According to O'Sullivan there are "around 25 owners" that could have purchased the son of Pins from his brother Lance's stables in Matamata, and no doubt they are all rueing a missed opportunity, with the six-year-old now almost assured of a start in the HK$18.5 million Hong Kong Sprint on December 14.
O'Sullivan isn't getting ahead of himself though, pointing to the Group Two Jockey Club Sprint in four weeks as the next step, and reflecting on the string of rejections that came before the horse was finally imported.
"Lance and I bought him as a yearling and we qualified him," O'Sullivan said.
"I had called everybody, but at that time we weren't going that well. There would be a heap of guys sitting up in the stands now that could have bought him, but these owners just came out of nowhere.
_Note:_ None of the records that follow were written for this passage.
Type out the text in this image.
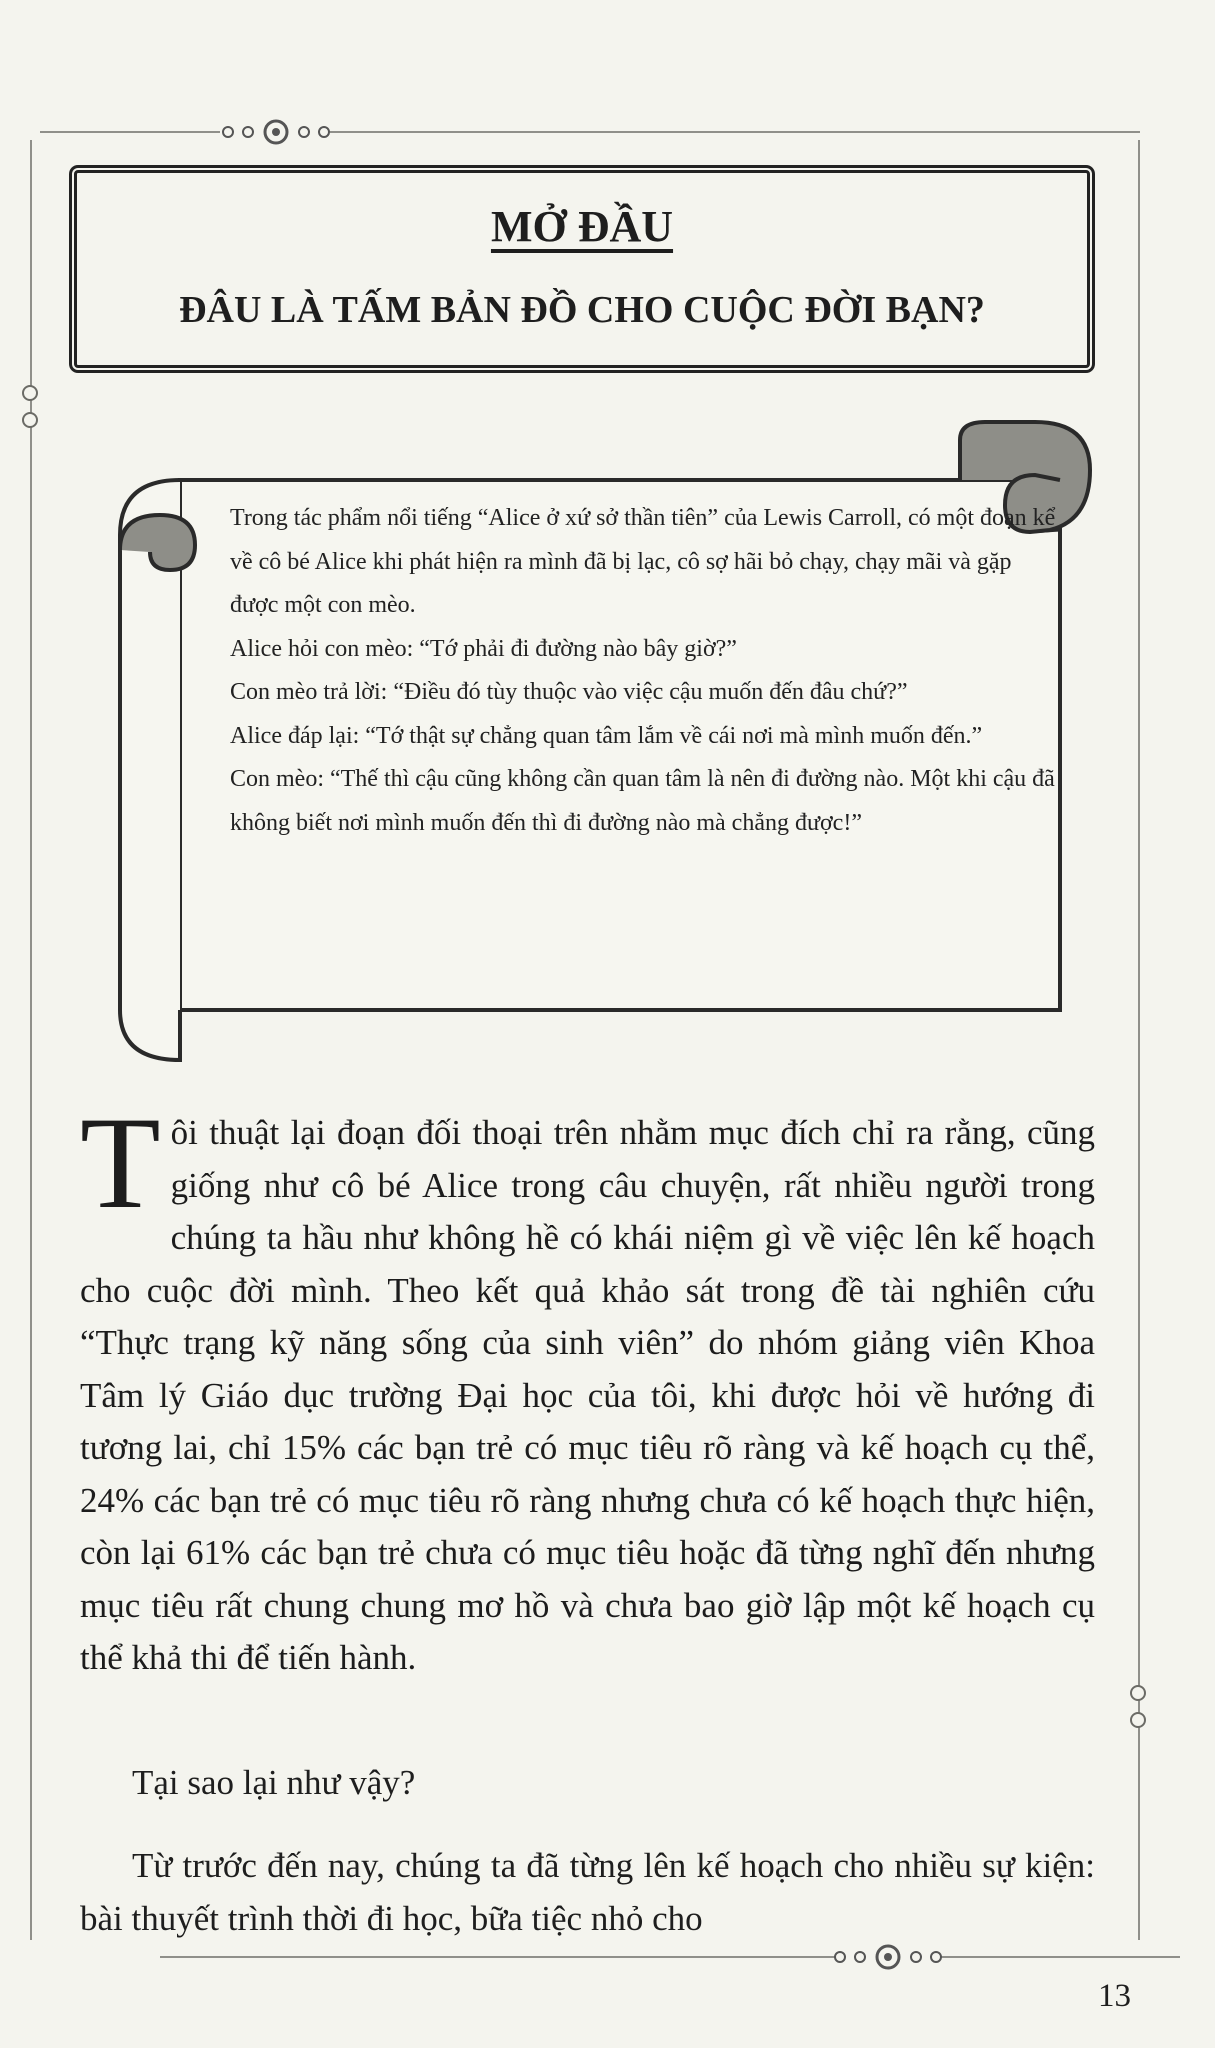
MỞ ĐẦU
ĐÂU LÀ TẤM BẢN ĐỒ CHO CUỘC ĐỜI BẠN?

Trong tác phẩm nổi tiếng “Alice ở xứ sở thần tiên” của Lewis Carroll, có một đoạn kể về cô bé Alice khi phát hiện ra mình đã bị lạc, cô sợ hãi bỏ chạy, chạy mãi và gặp được một con mèo.

Alice hỏi con mèo: “Tớ phải đi đường nào bây giờ?”

Con mèo trả lời: “Điều đó tùy thuộc vào việc cậu muốn đến đâu chứ?”

Alice đáp lại: “Tớ thật sự chẳng quan tâm lắm về cái nơi mà mình muốn đến.”

Con mèo: “Thế thì cậu cũng không cần quan tâm là nên đi đường nào. Một khi cậu đã không biết nơi mình muốn đến thì đi đường nào mà chẳng được!”

Tôi thuật lại đoạn đối thoại trên nhằm mục đích chỉ ra rằng, cũng giống như cô bé Alice trong câu chuyện, rất nhiều người trong chúng ta hầu như không hề có khái niệm gì về việc lên kế hoạch cho cuộc đời mình. Theo kết quả khảo sát trong đề tài nghiên cứu “Thực trạng kỹ năng sống của sinh viên” do nhóm giảng viên Khoa Tâm lý Giáo dục trường Đại học của tôi, khi được hỏi về hướng đi tương lai, chỉ 15% các bạn trẻ có mục tiêu rõ ràng và kế hoạch cụ thể, 24% các bạn trẻ có mục tiêu rõ ràng nhưng chưa có kế hoạch thực hiện, còn lại 61% các bạn trẻ chưa có mục tiêu hoặc đã từng nghĩ đến nhưng mục tiêu rất chung chung mơ hồ và chưa bao giờ lập một kế hoạch cụ thể khả thi để tiến hành.

Tại sao lại như vậy?
Từ trước đến nay, chúng ta đã từng lên kế hoạch cho nhiều sự kiện: bài thuyết trình thời đi học, bữa tiệc nhỏ cho
13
I'd never met them before and I said, 'have I got a horse for you.'"
While Aerovelocity's career got off to a rocky start, his race began in about the worst possible manner when he uncharacteristically jumped in the air and ended up near last.
O'Sullivan praised Purton's coolness under pressure to not push forward out of panic and instead look for a rails run: "Zac is a gun jock and that's what made it a great ride for mine."
Purton found the breaks late to score by a short head on the 3-1 favourite, edging out lightweight hopes Super Jockey and Smart Volatility, who produced the run of the race after being carted wide around the home turn.
All of them looked like being swamped by top weight Able Friend, who loomed but peaked on his run as 133 pounds and a lack of fitness told.
"He would have won if fully fit," trainer John Moore said. "He comes back to level weights at the mile next start and he will be very hard to beat."
Moore called second favourite Sterling City's 10th "excusable" after the horse was trapped wide, but jockey Joao Moreira was far less forgiving.
"I thought he was a little flat - he was unlucky not getting cover and at the 600m horses in front of me hung out and pushed me wider, but I was still disappointed in how he finished off," he said.
The winner's missed start and remarkable recovery may have opened up tactical options for O'Sullivan, the run confirming the trainer's suspicion that the horse could be ridden further off the speed than he has been previously.
"It gives us another dimension for upcoming races, he doesn't have to charge forward. If we draw a bad gate we now know that we can ride a little more patiently," O'Sullivan said.